Saturday, October 7, 2017

Ferocious Zealot's Solo




Friend off early to the station.  I’m glad I’m not on that train.  I don’t want to go anywhere.  This friend slept over.  He had trouble getting a flight out during National Holiday.  All the flights out to anywhere had long been booked.  He left our house early for the South Station to get a train heading all the way south.  From there, he was able to find a flight home.  “Do you need any cash,”  I asked?  “No.  I’m good.”  “He later told me his card wouldn't work at the station ATM and he rode for ten hours with no loot to buy food with.
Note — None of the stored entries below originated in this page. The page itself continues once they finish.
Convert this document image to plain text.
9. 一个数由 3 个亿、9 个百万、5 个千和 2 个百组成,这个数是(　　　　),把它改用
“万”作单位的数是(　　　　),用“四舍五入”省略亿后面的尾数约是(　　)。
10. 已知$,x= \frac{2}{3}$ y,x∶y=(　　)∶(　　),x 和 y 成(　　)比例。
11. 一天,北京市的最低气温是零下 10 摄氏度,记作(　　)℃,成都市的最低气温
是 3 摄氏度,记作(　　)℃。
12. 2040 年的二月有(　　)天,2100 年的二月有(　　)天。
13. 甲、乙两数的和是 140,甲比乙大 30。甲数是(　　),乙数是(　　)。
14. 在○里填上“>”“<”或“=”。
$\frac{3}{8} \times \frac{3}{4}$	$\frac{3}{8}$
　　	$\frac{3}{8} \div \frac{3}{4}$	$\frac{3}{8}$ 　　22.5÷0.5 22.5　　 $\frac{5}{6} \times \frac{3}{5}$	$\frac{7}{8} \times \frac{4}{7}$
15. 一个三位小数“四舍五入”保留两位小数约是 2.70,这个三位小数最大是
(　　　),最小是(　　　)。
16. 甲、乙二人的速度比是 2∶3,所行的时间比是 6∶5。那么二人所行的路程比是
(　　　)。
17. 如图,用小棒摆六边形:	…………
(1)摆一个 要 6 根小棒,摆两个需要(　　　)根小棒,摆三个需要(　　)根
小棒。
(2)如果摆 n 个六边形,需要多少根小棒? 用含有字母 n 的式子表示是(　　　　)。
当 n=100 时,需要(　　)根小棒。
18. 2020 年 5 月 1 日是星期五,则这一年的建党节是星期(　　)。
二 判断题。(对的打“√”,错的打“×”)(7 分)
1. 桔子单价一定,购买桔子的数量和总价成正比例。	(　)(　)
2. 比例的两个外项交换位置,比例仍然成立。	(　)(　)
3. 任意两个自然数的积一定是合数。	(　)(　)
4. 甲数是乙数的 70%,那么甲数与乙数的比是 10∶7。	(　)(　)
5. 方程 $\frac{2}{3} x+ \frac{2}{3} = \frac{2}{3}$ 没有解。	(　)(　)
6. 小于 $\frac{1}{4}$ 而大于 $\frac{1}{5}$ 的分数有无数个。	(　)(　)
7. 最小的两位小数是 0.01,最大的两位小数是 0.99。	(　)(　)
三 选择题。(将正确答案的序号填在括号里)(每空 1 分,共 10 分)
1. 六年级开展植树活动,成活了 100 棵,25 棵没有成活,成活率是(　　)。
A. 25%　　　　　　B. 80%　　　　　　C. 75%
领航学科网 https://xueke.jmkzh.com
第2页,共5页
Last night we'd talked about him making dinner and my wife making dinner and going out to dinner, but in the end I decided to make some spaghetti and meatballs with some lentil veggie balls as well for my older daughter.  Garlic bread and eggplant.  It wasn’t bad.  The red wine went well with the meatballs, in my mind’s memory.

Red wine also lends itself to loud rock n’ roll if its the right kinda friend.  We retired to my office where we could turn up the volume.  He played  something on Youtube.  I did as well.  He'd mentioned a cover band he'd seen do Chicago when he was last in the Philippines.  "Have you seen the show at Tanglewood from 1970?" Before long we're there with everyone else, under the summer stars. 
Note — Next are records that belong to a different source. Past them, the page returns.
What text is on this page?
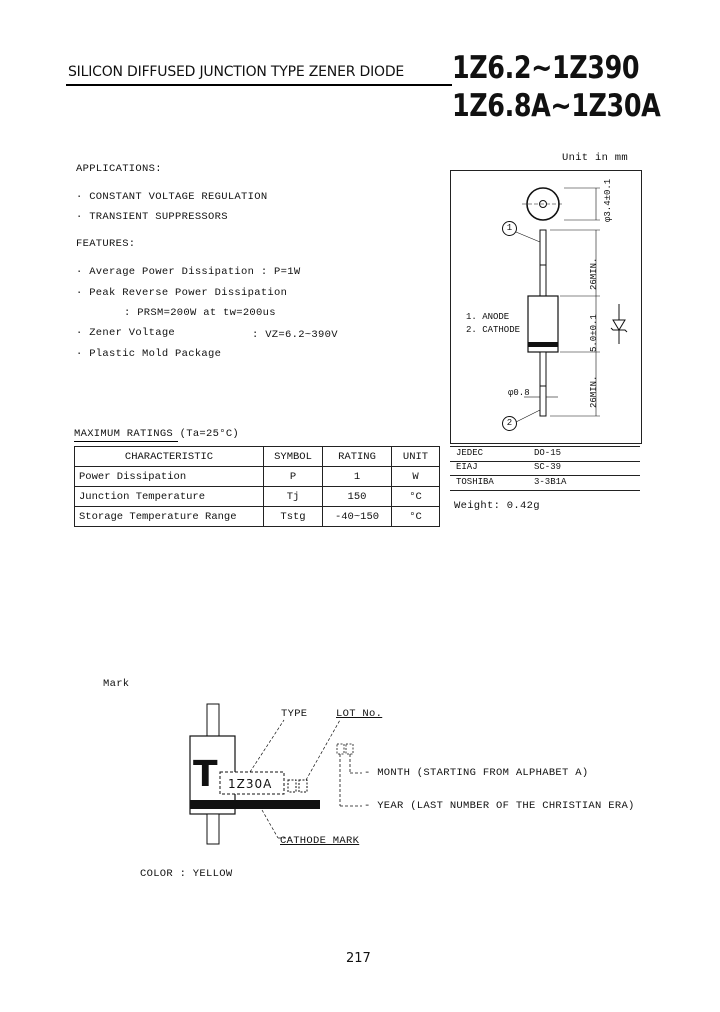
SILICON DIFFUSED JUNCTION TYPE ZENER DIODE 1Z6.2~1Z390
1Z6.8A~1Z30A
Unit in mm
APPLICATIONS:
· CONSTANT VOLTAGE REGULATION
· TRANSIENT SUPPRESSORS
FEATURES:
· Average Power Dissipation : P=1W
· Peak Reverse Power Dissipation
: PRSM=200W at tw=200us
· Zener Voltage	: VZ=6.2~390V
· Plastic Mold Package
MAXIMUM RATINGS (Ta=25°C)
CHARACTERISTIC	SYMBOL	RATING	UNIT
Power Dissipation	P	1	W
Junction Temperature	Tj	150	°C
Storage Temperature Range	Tstg	-40~150	°C
1
2
φ3.4±0.1
26MIN.
5.0±0.1
26MIN.
φ0.8
1. ANODE
2. CATHODE
JEDEC	DO-15
EIAJ	SC-39
TOSHIBA	3-3B1A
Weight: 0.42g
Mark
T 1Z30A
TYPE	LOT No.
- MONTH (STARTING FROM ALPHABET A)
- YEAR (LAST NUMBER OF THE CHRISTIAN ERA)
CATHODE MARK
COLOR : YELLOW
217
Terry Kath in particular is majestic to watch.  Long hair, lurking, blue jeans but man can he chew up the fretboard.  I queued to a mid-point in “Better End Soon."  The anti-war anthem has a remarkable break, where he rises from the flute solo, shedding scales and rhythmic fills faster and faster like moulting Smog, till all is quiet.  And Kath speaks to the audience and the nation suggesting that all the people out there, who work hard at a forty hour week and think they're free in this land.  Free because they can work all the time.  Hey, you know, you're paying for this war.  "You are paying for the war so they can carry it on some more, with your bread."



Widely noted as an undeservedly underrated guitarist, Kath came to an untimely end at his own hand, seven years later, as some of the band's more regrettable legacy was being recorded.  This evening though it's all his show and there are no compromises.  The band effortlessly follows his call to pick it up and change the world, steadily filling in and quickening the pace.  "Do it for your kids!"   And his Ray Charles growl and ferocious zealot's solo all suggest the intensity of someone who thinks that if they just played hard enough, he might actually arrest the bloodshed, from there under the stars in 1970.  

"Can we hear the '25 or 6 to 4'?" Asks my friend.  "Let's."